沢井製薬は、これらの製剤特許を回避するために、これらの特許でクレームされていないトレハロースを添加剤として使用した製剤を開発したと考えられます。実際、沢井製薬のホームページでは、「特許を回避して製剤化を実現」と謳っています。
先発企業以外の製剤特許
ここで一つ気になることがあります。それは、沢井製薬のミカファンギNa点滴静注用「サワイ」とシャンハイ テックウェル バイオファーマシューティカルとの関係です。
シャンハイ テックウェル バイオファーマシューティカルは特許5723030を保有し、その内容は、「a)薬学的有効量の式(I)の化合物又はその薬学的に許容される塩(⇒ミカファンギン)と、b)薬学的許容量の安定化剤であるトレハロースとを含み、前記安定化剤であるトレハロースと式(I)の化合物又はその塩との重量比は100:1〜1:20であり、凍結乾燥製剤であることを特徴とする、抗真菌用の薬用組成物」です。
ミカファンギNa点滴静注用「サワイ」は、200mgのトレハロース水和物を含みますので、トレハロース:ミカファンギンの比は、4:1(50mg製剤)と2.7:1(75mg製剤)であり、ミカファンギNa点滴静注用「サワイ」と特許5723030との関連が疑われます。

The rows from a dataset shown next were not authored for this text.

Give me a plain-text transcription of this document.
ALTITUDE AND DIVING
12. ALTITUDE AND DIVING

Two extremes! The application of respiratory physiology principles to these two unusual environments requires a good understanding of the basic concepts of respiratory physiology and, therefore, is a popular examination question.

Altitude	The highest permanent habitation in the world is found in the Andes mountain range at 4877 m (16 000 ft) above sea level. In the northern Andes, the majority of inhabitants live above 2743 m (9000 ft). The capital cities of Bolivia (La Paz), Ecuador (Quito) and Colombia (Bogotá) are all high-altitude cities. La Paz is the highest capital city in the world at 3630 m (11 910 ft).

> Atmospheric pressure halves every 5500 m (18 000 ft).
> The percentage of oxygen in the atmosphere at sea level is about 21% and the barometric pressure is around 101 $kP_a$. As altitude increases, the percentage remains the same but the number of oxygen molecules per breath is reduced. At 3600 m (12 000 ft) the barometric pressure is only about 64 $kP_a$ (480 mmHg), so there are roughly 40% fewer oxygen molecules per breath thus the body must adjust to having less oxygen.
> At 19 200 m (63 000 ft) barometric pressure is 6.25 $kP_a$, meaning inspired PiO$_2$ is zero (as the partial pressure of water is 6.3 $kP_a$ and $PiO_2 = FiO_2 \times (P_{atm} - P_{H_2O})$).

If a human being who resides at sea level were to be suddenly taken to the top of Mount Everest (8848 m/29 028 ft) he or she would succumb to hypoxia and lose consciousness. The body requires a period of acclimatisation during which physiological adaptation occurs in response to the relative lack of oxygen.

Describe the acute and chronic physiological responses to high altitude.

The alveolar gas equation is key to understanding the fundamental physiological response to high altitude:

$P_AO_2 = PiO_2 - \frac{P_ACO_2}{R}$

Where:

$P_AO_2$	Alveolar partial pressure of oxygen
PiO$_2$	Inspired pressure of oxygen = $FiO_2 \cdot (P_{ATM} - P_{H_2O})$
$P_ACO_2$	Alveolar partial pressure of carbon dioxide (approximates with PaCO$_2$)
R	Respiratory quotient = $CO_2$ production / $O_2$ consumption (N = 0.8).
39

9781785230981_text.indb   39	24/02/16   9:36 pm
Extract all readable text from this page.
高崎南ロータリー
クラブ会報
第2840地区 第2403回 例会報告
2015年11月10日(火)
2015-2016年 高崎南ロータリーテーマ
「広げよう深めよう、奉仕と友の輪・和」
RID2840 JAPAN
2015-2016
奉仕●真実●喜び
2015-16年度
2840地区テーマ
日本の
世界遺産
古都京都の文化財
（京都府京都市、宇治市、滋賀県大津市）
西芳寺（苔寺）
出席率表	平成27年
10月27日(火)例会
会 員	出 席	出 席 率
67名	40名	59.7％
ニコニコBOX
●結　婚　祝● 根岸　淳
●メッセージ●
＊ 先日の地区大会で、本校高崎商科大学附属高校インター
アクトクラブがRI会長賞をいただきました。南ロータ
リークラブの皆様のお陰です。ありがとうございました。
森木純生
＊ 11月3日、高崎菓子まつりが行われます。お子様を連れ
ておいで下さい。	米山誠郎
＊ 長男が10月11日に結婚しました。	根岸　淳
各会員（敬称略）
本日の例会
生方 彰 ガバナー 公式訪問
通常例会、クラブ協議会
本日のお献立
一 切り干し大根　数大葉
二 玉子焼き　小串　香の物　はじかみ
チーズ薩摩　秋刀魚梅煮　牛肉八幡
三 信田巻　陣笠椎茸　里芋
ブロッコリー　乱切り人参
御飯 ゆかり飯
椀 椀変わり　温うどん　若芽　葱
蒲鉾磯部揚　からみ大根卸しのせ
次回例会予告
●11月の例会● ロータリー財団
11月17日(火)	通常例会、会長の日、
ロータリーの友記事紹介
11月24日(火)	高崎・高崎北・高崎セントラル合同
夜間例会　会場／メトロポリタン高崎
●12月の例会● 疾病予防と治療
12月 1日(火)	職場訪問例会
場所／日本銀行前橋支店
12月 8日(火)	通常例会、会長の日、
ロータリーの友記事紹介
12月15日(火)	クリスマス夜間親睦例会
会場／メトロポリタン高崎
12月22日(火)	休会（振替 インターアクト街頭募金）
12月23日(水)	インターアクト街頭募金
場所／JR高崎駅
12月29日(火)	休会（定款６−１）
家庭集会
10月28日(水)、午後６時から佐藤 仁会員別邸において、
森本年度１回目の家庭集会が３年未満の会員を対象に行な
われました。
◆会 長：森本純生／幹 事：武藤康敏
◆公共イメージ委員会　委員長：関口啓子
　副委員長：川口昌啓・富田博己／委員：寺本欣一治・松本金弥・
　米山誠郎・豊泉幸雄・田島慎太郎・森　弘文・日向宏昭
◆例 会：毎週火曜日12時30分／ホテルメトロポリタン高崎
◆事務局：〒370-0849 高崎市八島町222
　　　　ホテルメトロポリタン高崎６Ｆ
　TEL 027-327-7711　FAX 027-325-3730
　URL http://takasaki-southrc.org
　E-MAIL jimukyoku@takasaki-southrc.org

①沢井製薬の製剤はシャンハイ テックウェル バイオファーマシューティカルから製造・供給されているのか、②沢井製薬はシャンハイ テックウェル バイオファーマシューティカルから特許5723030のライセンスを受けているのか、それとも、③両社には関係はなく、係争に発展した場合、争う用意があるのか、沢井製薬とシャンハイ テックウェル バイオファーマシューティカルとの関係がとても気になります。